The debate has drawn in the White House, the State Department and the Pentagon, these officials said, and has prompted an urgent call for intelligence about a ragtag band of rebels who are waging a town-by-town battle against Col. Muammar el-Qaddafi, from a base in eastern Libya long suspected of supplying terrorist recruits.
“Al Qaeda in that part of the country is obviously an issue,” a senior official said.
On a day when Libyan forces counterattacked, fears about the rebels surfaced publicly on Capitol Hill on Tuesday when the military commander of NATO, Adm. James G. Stavridis, told a Senate hearing that there were “flickers” in intelligence reports about the presence of Qaeda and Hezbollah members among the anti-Qaddafi forces. No full picture of the opposition has emerged, Admiral Stavridis said. While eastern Libya was the center of Islamist protests in the late 1990s, it is unclear how many groups retain ties to Al Qaeda.
The French government, which has led the international charge against Colonel Qaddafi, has placed mounting pressure on the United States to provide greater assistance to the rebels. The question of how best to support the opposition dominated an international conference about Libya on Tuesday in London.

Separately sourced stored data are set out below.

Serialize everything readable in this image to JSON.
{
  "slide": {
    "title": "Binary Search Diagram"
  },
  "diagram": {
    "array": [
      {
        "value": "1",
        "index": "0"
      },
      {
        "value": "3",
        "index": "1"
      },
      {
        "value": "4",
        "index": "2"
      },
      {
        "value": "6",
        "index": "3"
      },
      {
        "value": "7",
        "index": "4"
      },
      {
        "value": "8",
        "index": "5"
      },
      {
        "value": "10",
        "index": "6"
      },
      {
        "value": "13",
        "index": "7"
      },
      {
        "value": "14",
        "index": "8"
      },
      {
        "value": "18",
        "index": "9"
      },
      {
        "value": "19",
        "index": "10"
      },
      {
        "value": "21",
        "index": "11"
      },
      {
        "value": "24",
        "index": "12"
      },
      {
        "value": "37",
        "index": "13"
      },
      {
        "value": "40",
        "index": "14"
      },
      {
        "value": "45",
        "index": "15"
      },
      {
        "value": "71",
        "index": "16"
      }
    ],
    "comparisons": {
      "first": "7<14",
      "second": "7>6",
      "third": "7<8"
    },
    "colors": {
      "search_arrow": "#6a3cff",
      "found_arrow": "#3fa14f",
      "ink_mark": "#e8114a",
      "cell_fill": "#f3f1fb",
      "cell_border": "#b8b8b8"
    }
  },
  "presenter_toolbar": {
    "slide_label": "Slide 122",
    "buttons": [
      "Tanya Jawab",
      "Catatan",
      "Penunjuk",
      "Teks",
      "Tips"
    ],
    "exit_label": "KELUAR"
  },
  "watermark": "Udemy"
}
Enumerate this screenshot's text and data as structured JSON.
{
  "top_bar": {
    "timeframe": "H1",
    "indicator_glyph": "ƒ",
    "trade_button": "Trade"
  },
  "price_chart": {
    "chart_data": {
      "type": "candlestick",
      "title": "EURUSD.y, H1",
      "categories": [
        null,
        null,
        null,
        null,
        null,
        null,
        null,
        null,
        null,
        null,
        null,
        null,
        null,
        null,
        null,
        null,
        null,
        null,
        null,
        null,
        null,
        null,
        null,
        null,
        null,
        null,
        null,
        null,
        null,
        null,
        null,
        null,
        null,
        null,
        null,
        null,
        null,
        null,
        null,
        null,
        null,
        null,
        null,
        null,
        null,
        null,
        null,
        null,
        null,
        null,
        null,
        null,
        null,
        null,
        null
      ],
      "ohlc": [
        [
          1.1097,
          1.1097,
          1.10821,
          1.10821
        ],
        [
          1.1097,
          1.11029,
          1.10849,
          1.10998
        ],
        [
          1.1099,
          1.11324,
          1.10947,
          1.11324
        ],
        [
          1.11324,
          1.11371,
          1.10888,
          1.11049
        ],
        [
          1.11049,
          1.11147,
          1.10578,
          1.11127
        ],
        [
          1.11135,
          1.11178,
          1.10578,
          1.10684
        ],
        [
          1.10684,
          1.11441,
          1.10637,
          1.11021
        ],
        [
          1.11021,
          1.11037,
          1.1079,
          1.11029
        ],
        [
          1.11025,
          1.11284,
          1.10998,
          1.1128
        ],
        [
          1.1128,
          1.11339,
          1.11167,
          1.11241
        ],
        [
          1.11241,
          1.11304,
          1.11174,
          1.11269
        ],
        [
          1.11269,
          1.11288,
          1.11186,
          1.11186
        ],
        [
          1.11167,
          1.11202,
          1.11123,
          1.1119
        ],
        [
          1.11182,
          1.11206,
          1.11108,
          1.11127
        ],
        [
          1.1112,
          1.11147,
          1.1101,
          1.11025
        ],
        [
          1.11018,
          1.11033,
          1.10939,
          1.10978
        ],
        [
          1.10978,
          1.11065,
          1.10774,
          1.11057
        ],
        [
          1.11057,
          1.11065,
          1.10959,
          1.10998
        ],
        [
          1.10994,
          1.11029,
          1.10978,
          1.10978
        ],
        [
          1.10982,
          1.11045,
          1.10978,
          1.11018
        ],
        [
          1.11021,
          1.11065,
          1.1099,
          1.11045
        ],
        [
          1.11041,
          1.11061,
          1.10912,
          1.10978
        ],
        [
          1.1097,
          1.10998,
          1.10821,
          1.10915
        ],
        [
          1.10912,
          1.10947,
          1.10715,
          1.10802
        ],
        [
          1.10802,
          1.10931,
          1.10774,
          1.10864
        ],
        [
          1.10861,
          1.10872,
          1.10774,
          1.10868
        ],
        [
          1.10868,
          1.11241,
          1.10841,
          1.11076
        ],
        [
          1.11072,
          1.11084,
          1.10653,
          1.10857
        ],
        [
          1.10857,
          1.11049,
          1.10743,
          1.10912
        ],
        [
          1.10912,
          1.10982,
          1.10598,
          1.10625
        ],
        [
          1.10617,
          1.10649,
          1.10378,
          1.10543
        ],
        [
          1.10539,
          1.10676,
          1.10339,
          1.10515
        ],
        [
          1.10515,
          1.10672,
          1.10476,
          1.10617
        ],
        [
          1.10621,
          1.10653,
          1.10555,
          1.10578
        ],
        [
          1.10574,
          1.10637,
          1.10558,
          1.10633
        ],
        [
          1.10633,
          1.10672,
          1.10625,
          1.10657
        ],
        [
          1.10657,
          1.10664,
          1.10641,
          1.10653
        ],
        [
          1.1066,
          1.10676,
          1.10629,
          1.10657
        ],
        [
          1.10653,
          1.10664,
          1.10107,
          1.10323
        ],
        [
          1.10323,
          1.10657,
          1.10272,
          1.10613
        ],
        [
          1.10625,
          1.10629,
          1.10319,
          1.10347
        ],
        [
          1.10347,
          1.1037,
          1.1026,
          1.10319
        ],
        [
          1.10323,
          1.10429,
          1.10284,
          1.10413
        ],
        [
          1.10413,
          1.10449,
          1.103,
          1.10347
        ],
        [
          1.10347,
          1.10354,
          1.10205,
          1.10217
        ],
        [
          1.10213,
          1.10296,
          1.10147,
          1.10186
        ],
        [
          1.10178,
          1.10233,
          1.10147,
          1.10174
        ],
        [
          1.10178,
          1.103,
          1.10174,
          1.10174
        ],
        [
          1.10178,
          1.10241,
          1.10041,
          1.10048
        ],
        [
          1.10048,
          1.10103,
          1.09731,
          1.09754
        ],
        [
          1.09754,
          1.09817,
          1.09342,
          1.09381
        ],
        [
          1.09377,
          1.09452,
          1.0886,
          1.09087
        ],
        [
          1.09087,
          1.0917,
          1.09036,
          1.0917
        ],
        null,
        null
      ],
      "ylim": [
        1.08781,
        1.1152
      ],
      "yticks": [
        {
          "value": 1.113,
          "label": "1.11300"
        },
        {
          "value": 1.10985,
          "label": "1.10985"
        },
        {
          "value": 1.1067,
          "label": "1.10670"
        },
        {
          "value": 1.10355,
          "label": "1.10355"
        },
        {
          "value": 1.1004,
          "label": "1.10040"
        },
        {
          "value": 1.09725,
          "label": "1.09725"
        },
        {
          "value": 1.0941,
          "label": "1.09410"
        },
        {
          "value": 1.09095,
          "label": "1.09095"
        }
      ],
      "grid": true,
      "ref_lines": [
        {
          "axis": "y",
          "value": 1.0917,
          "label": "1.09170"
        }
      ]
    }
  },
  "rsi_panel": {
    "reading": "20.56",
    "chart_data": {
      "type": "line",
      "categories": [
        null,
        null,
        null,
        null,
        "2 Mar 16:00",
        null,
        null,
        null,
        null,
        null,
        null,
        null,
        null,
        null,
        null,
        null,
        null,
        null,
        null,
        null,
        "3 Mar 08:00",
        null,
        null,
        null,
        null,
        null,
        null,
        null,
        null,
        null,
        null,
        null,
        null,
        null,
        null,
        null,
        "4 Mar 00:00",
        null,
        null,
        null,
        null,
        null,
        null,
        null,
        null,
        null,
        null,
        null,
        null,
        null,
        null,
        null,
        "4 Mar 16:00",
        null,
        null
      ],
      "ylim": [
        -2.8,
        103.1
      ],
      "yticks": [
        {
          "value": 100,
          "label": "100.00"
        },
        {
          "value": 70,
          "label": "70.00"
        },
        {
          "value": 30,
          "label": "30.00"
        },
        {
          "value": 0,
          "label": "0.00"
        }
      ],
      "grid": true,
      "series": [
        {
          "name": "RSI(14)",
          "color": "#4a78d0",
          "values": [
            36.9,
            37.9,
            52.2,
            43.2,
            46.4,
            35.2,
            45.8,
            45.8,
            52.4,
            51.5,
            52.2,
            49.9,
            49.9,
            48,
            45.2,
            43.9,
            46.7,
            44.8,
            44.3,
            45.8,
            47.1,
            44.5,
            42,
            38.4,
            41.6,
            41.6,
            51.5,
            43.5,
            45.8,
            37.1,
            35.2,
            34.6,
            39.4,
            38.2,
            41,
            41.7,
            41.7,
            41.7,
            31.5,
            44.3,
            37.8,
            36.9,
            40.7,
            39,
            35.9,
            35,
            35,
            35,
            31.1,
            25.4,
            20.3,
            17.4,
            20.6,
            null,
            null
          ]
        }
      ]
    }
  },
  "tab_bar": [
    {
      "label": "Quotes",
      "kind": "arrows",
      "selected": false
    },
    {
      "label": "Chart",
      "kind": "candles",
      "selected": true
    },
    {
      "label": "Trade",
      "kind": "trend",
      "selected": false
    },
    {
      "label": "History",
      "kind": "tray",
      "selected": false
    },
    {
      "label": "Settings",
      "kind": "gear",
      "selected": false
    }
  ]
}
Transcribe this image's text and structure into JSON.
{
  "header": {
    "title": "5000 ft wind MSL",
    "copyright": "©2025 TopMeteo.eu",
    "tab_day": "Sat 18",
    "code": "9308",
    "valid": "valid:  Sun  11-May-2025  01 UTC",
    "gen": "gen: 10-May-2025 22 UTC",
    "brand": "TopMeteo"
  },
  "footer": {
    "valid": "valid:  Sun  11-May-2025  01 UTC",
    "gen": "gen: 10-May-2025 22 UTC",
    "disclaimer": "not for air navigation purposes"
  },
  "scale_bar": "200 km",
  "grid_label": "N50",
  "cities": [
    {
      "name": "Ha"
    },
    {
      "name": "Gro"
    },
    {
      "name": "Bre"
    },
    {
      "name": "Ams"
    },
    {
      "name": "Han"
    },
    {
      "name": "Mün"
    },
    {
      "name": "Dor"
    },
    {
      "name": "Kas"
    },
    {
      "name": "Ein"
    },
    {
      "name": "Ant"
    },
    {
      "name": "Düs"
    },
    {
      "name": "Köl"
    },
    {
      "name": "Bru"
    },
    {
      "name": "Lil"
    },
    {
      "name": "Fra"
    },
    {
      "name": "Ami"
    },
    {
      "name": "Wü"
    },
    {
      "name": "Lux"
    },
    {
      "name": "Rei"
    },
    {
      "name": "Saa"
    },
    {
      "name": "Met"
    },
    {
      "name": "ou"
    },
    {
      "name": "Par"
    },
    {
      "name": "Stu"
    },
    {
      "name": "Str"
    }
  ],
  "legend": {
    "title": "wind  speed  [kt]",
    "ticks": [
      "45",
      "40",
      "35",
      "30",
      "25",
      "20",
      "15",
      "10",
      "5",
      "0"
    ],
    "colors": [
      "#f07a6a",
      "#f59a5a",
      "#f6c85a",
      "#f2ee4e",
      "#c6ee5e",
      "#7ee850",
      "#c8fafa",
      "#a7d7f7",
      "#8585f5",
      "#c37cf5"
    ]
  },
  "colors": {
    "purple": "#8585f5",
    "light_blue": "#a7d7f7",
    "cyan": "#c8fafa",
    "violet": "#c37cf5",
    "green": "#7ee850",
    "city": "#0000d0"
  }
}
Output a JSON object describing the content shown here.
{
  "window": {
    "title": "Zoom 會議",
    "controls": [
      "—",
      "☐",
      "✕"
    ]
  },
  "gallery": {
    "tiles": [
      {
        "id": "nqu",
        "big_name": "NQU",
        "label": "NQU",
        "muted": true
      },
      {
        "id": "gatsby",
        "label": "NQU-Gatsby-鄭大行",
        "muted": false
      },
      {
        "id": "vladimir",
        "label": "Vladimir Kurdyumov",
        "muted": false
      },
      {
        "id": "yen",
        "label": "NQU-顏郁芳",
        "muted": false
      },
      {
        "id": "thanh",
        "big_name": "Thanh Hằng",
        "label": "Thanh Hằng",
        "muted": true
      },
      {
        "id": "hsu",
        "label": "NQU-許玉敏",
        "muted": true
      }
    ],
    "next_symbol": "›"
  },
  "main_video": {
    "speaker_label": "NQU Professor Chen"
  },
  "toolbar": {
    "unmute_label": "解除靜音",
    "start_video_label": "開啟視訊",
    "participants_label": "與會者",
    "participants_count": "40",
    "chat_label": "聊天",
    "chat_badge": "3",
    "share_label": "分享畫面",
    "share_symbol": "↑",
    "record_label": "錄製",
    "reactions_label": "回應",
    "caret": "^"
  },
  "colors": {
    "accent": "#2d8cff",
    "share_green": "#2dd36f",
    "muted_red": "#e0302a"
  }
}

While Secretary of State Hillary Rodham Clinton said the administration had not yet decided whether to actually transfer arms, she reiterated that the United States had a right to do so, despite an arms embargo on Libya, because of the United Nations Security Council’s broad resolution authorizing military action to protect civilians.
In a reflection of the seriousness of the administration’s debate, Mr. Obama said Tuesday that he was keeping his options open on arming the rebels. “I’m not ruling it out, but I’m also not ruling it in,” Mr. Obama told NBC News. “We’re still making an assessment partly about what Qaddafi’s forces are going to be doing. Keep in mind, we’ve been at this now for nine days.”
But some administration officials argue that supplying arms would further entangle the United States in a drawn-out civil war because the rebels would need to be trained to use any weapons, even relatively simple rifles and shoulder-fired anti-armor weapons. This could mean sending trainers. One official said the United States might simply let others supply the weapons.
The question of whether to arm the rebels underscores the difficult choices the United States faces as it tries to move from being the leader of the military operation to a member of a NATO-led coalition, with no clear political endgame. It also carries echoes of previous American efforts to arm rebels, in Angola, Nicaragua, Afghanistan and elsewhere, many of which backfired. The United States has a deep, often unsuccessful, history of arming insurgencies.